In the end, DNS will likely fix everything...

Uptake of DANE, and a large pile of other lets-stuff-security-things-in-the-DNS that people have come up with over the years, is about the same as Firefox' market share. Don't count on this to fix anything.

Re:

[jbmartin6]

That's like saying Word for Windows has security because users aren't supposed to enable malicious macros.

Re:

[Anonymous Coward]

No authentication, no validation. We need a new version of BGP that includes some way to authenticate updates and ensure the routes are for addresses the AS number is authoritative for in some way

Authentication normally involves some form of authority. (They even use the same root word). How would you authorize routes when no authority exists?

I think there has to be a better way to do this, but I suspect it's not through authentication or authorization.

Re:

[Cramer]

There are plenty of ways to secure BGP, and routing in general. However, just like the locks on your house, they don't do you any good if you don't actually lock them. We have yet to see a BGP session be hijacked, or an external attacker inject a rogue route into an established BGP session. What we DO see all the time are flaming idiots accepting whatever the hell someone advertises.

Re:

[olsmeister]

I guess technically they never really had control of the DNS resolution.
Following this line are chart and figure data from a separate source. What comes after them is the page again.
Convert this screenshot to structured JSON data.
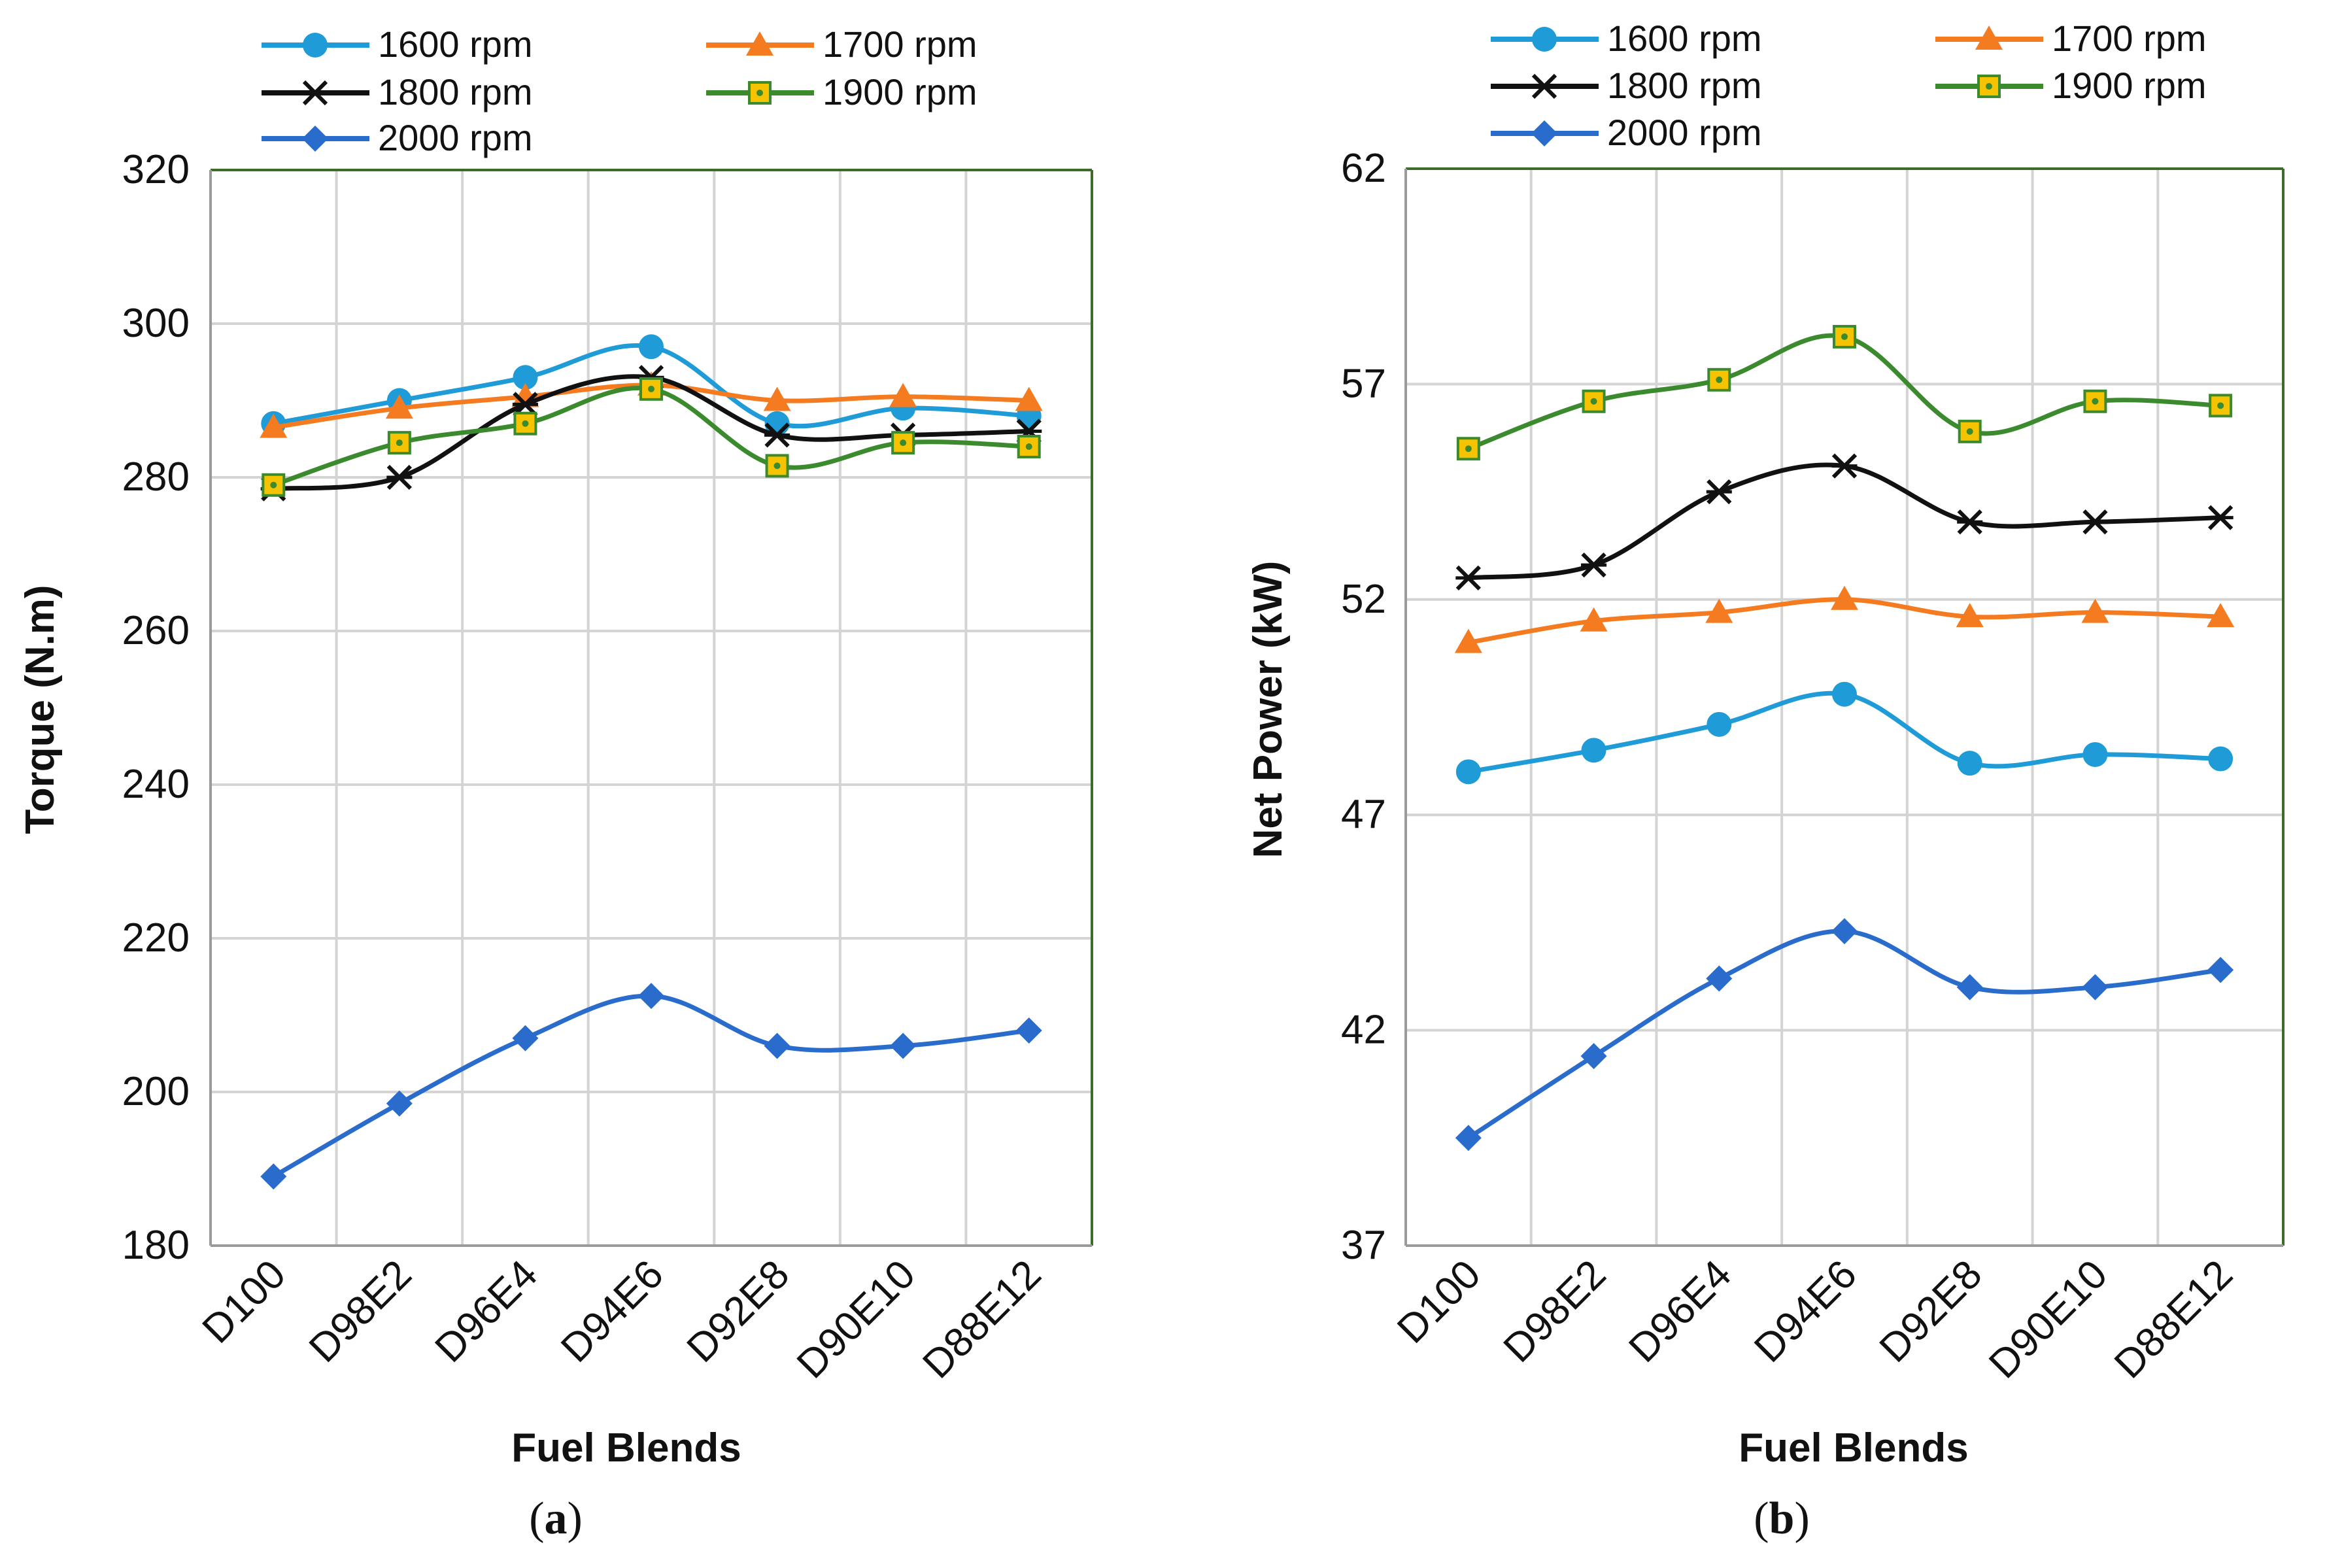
{
  "chart_data": [
    {
      "type": "line",
      "panel_label": "a",
      "xlabel": "Fuel Blends",
      "ylabel": "Torque (N.m)",
      "ylim": [
        180,
        320
      ],
      "ytick_step": 20,
      "yticks": [
        "320",
        "300",
        "280",
        "260",
        "240",
        "220",
        "200",
        "180"
      ],
      "grid": true,
      "legend_position": "top",
      "categories": [
        "D100",
        "D98E2",
        "D96E4",
        "D94E6",
        "D92E8",
        "D90E10",
        "D88E12"
      ],
      "series": [
        {
          "name": "1600 rpm",
          "color": "#1f9bd7",
          "marker": "circle",
          "values": [
            287,
            290,
            293,
            297,
            287,
            289,
            288
          ]
        },
        {
          "name": "1700 rpm",
          "color": "#f47b20",
          "marker": "triangle",
          "values": [
            286.5,
            289,
            290.5,
            292,
            290,
            290.5,
            290
          ]
        },
        {
          "name": "1800 rpm",
          "color": "#111111",
          "marker": "asterisk",
          "values": [
            278.5,
            280,
            289.5,
            293,
            285.5,
            285.5,
            286
          ]
        },
        {
          "name": "1900 rpm",
          "color": "#3c8a2e",
          "marker": "square",
          "values": [
            279,
            284.5,
            287,
            291.5,
            281.5,
            284.5,
            284
          ]
        },
        {
          "name": "2000 rpm",
          "color": "#2a6ccc",
          "marker": "diamond",
          "values": [
            189,
            198.5,
            207,
            212.5,
            206,
            206,
            208
          ]
        }
      ]
    },
    {
      "type": "line",
      "panel_label": "b",
      "xlabel": "Fuel Blends",
      "ylabel": "Net Power (kW)",
      "ylim": [
        37,
        62
      ],
      "ytick_step": 5,
      "yticks": [
        "62",
        "57",
        "52",
        "47",
        "42",
        "37"
      ],
      "grid": true,
      "legend_position": "top",
      "categories": [
        "D100",
        "D98E2",
        "D96E4",
        "D94E6",
        "D92E8",
        "D90E10",
        "D88E12"
      ],
      "series": [
        {
          "name": "1600 rpm",
          "color": "#1f9bd7",
          "marker": "circle",
          "values": [
            48,
            48.5,
            49.1,
            49.8,
            48.2,
            48.4,
            48.3
          ]
        },
        {
          "name": "1700 rpm",
          "color": "#f47b20",
          "marker": "triangle",
          "values": [
            51,
            51.5,
            51.7,
            52,
            51.6,
            51.7,
            51.6
          ]
        },
        {
          "name": "1800 rpm",
          "color": "#111111",
          "marker": "asterisk",
          "values": [
            52.5,
            52.8,
            54.5,
            55.1,
            53.8,
            53.8,
            53.9
          ]
        },
        {
          "name": "1900 rpm",
          "color": "#3c8a2e",
          "marker": "square",
          "values": [
            55.5,
            56.6,
            57.1,
            58.1,
            55.9,
            56.6,
            56.5
          ]
        },
        {
          "name": "2000 rpm",
          "color": "#2a6ccc",
          "marker": "diamond",
          "values": [
            39.5,
            41.4,
            43.2,
            44.3,
            43,
            43,
            43.4
          ]
        }
      ]
    }
  ]
}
$160k? Bzzt. Nope. Try again.

[Zocalo]

Try following the "Out" transactions. Eventually (five or six hops) you're going to end up at this wallet [etherscan.io], which currently contains over $17 MILLION USD of ETH. Not bad for a couple of hours work...

Re:

[Anonymous Coward]

If you look at the largest majority of the In transactions in that wallet you'll see that they are all automatted transfers from different mining applications. The guy is a major mining outfit, probably not the scammer.

Re:

[Zocalo]

The fact that all the Out transactions from a demonstrable BGP hijaack and well implemented spoof site scam end up in this account isn't enough to convince you that it's shady as hell and the owner is just a (fairly serious) miner? Try taking a look at the transaction patterns, yes there are a lot of of them, but the patterns are pretty clear to spot; lots of transfers in a short timeframe, a pause, then another batch and so on. Yeah, I'm pretty sure this wallet's owner is almost certainly involved in min

Just stop the Russia-did-it bullshit

[Anonymous Coward]

Why the hell would the Russian government steal a few millions of crypto currency? It's the scale equivalent of a millionaire setting up a sophisticated shop and scheme to heist a few pennies, it just makes no sense.
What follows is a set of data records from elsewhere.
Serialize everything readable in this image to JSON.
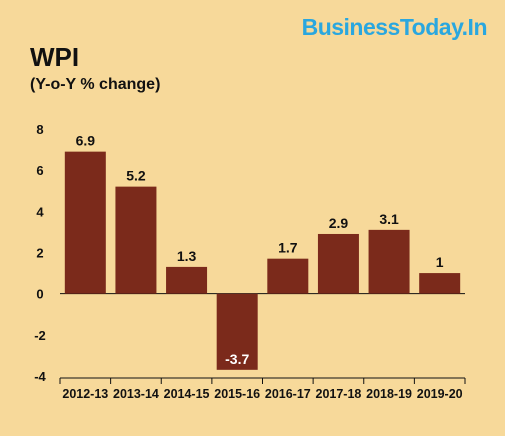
{
  "brand": "BusinessToday.In",
  "colors": {
    "background": "#f7d99a",
    "bar": "#7b2a1b",
    "brand": "#2aa7df"
  },
  "chart_data": {
    "type": "bar",
    "title": "WPI",
    "subtitle": "(Y-o-Y % change)",
    "categories": [
      "2012-13",
      "2013-14",
      "2014-15",
      "2015-16",
      "2016-17",
      "2017-18",
      "2018-19",
      "2019-20"
    ],
    "values": [
      6.9,
      5.2,
      1.3,
      -3.7,
      1.7,
      2.9,
      3.1,
      1
    ],
    "data_labels": [
      "6.9",
      "5.2",
      "1.3",
      "-3.7",
      "1.7",
      "2.9",
      "3.1",
      "1"
    ],
    "ylim": [
      -4,
      8
    ],
    "yticks": [
      8,
      6,
      4,
      2,
      0,
      -2,
      -4
    ],
    "grid": false,
    "legend": "none",
    "xlabel": "",
    "ylabel": ""
  }
}
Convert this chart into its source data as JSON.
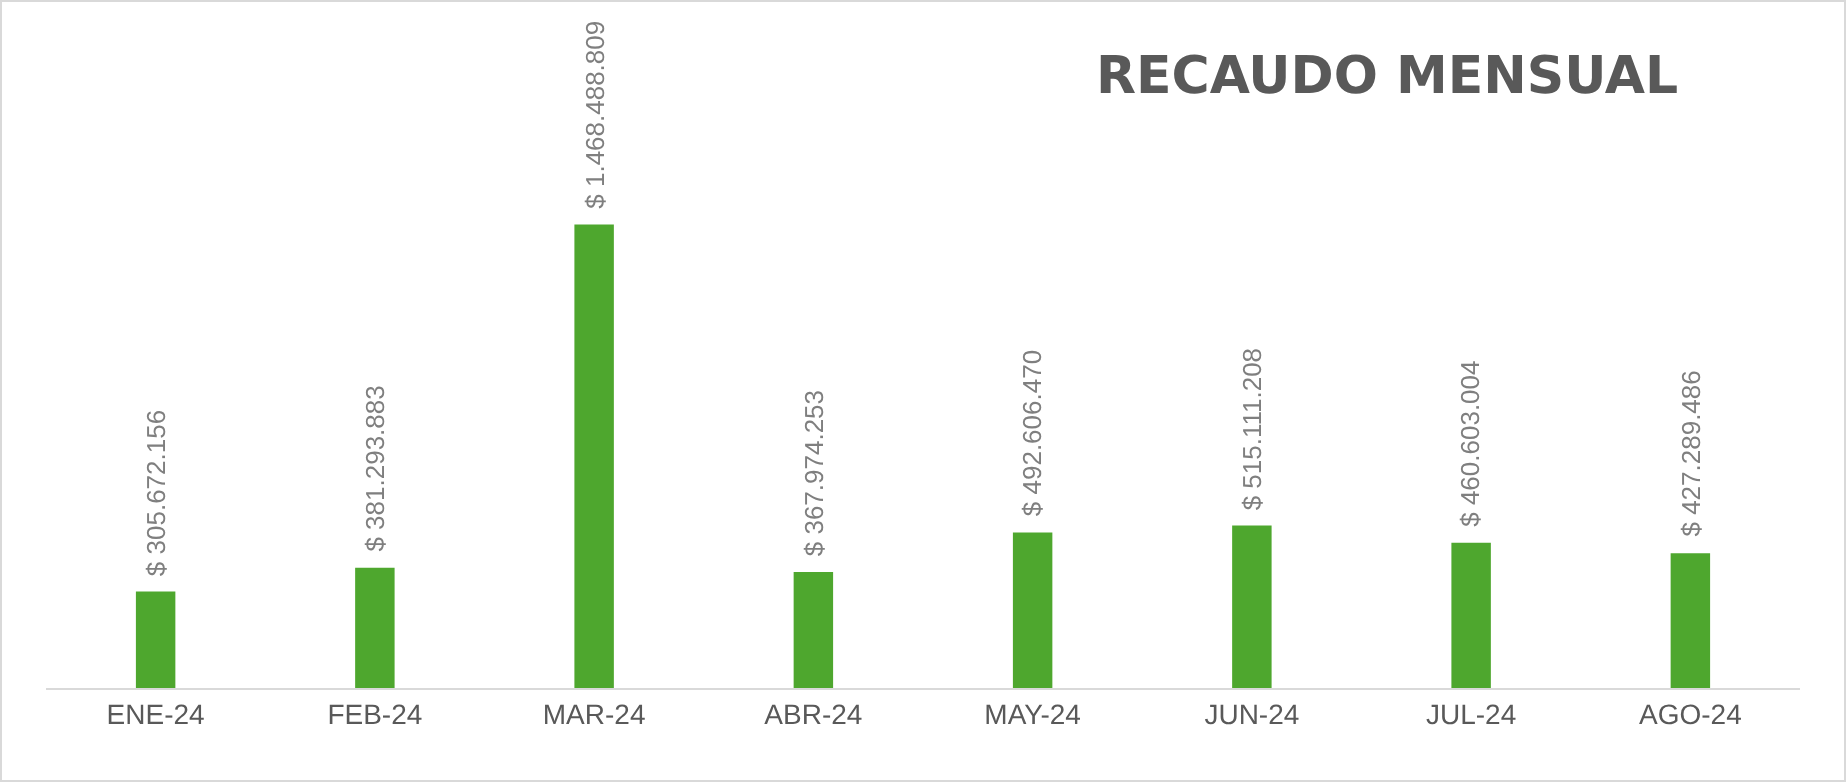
{
  "chart_data": {
    "type": "bar",
    "title": "RECAUDO MENSUAL",
    "categories": [
      "ENE-24",
      "FEB-24",
      "MAR-24",
      "ABR-24",
      "MAY-24",
      "JUN-24",
      "JUL-24",
      "AGO-24"
    ],
    "values": [
      305672156,
      381293883,
      1468488809,
      367974253,
      492606470,
      515111208,
      460603004,
      427289486
    ],
    "value_labels": [
      "$ 305.672.156",
      "$ 381.293.883",
      "$ 1.468.488.809",
      "$ 367.974.253",
      "$ 492.606.470",
      "$ 515.111.208",
      "$ 460.603.004",
      "$ 427.289.486"
    ],
    "color": "#4ea72e"
  }
}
Re:Just stop the Russia-did-it bullshit

[nuckfuts]

It's not the Russian government doing the stealing. It's the Russian government not giving a shit that Russian citizens are stealing.
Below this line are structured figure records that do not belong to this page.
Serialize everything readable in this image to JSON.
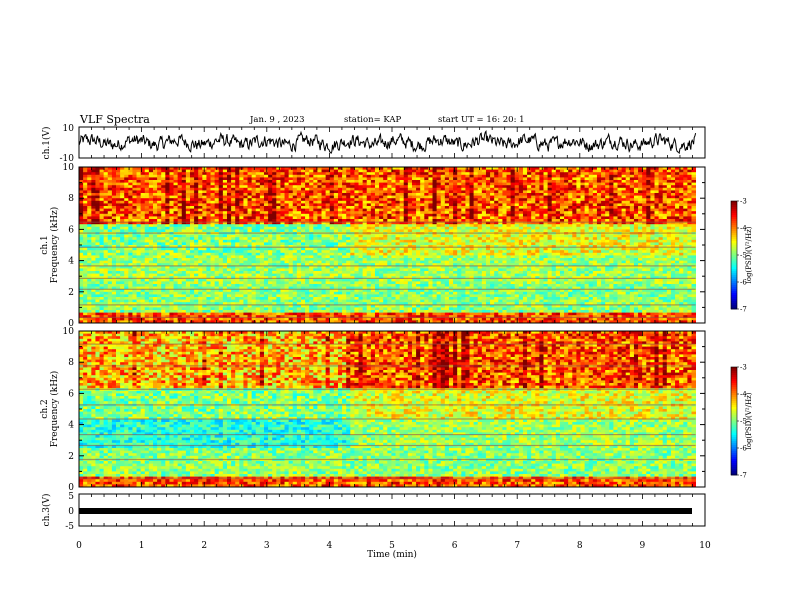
{
  "header": {
    "title": "VLF Spectra",
    "date": "Jan. 9 , 2023",
    "station": "station= KAP",
    "start": "start UT = 16: 20: 1"
  },
  "chart_data": [
    {
      "type": "line",
      "panel": "ch1-waveform",
      "ylabel": "ch.1(V)",
      "ylim": [
        -10,
        10
      ],
      "yticks": [
        "10",
        "-10"
      ],
      "xlim": [
        0,
        9.85
      ],
      "series": [
        {
          "values_note": "noisy waveform",
          "mean": 0,
          "range": [
            -6,
            6
          ]
        }
      ]
    },
    {
      "type": "heatmap",
      "panel": "ch1-spectrogram",
      "ylabel_top": "ch.1",
      "ylabel": "Frequency (kHz)",
      "ylim": [
        0,
        10
      ],
      "yticks": [
        "0",
        "2",
        "4",
        "6",
        "8",
        "10"
      ],
      "colorbar": {
        "label": "log(PSD)(V²/Hz)",
        "ticks": [
          "-3",
          "-4",
          "-5",
          "-6",
          "-7"
        ],
        "range": [
          -7,
          -3
        ]
      },
      "transition_min": 4.35
    },
    {
      "type": "heatmap",
      "panel": "ch2-spectrogram",
      "ylabel_top": "ch.2",
      "ylabel": "Frequency (kHz)",
      "ylim": [
        0,
        10
      ],
      "yticks": [
        "0",
        "2",
        "4",
        "6",
        "8",
        "10"
      ],
      "colorbar": {
        "label": "log(PSD)(V²/Hz)",
        "ticks": [
          "-3",
          "-4",
          "-5",
          "-6",
          "-7"
        ],
        "range": [
          -7,
          -3
        ]
      },
      "transition_min": 4.35
    },
    {
      "type": "line",
      "panel": "ch3-waveform",
      "ylabel": "ch.3(V)",
      "ylim": [
        -5,
        5
      ],
      "yticks": [
        "5",
        "0",
        "-5"
      ],
      "series": [
        {
          "values_note": "near-constant band",
          "mean": 0,
          "range": [
            -0.5,
            0.5
          ]
        }
      ]
    }
  ],
  "xaxis": {
    "label": "Time (min)",
    "ticks": [
      "0",
      "1",
      "2",
      "3",
      "4",
      "5",
      "6",
      "7",
      "8",
      "9",
      "10"
    ],
    "xlim": [
      0,
      10
    ]
  }
}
Re:Just stop the Russia-did-it bullshit

[dinfinity]

Russian citizens? If you were a hacker (of any nationality), servers in which country would you use to hide your tracks?

Re:

[nuckfuts]

OK, let's say "people operating from hosts in Russia". Either way, I don't think the Russian government cares.

Re:

[nuckfuts]

FFS. How literally do I have to spell out what I'm suggesting?

I don't think the Russian government cares to stop the activity.

Re:

[rtb61]

Appear to operate from a hose in Russia, well at least the last detected, point. Just highjack a server anywhere temporarily. Russian servers are good because the US is so desperate to play spy vs spy shit, they can not sit down with the Russian government and sort out some cross border computer crime investigation treaties. So by the time anything is done about the server, the hackers are long gone.

Of course any espionage agency, from anywhere in the world, could have been involved in this. Not directly,

Re:

[dinfinity]

Agreed, which is exactly why routing your malicious traffic through Russian servers is a great idea.

Re:

[Anonymous Coward]

It's not the Russian government doing the stealing. It's the Russian government not giving a shit that Russian citizens are stealing.

Would you expect the US government to lift a finger against a US citizens stealing vaporcoins from Russians?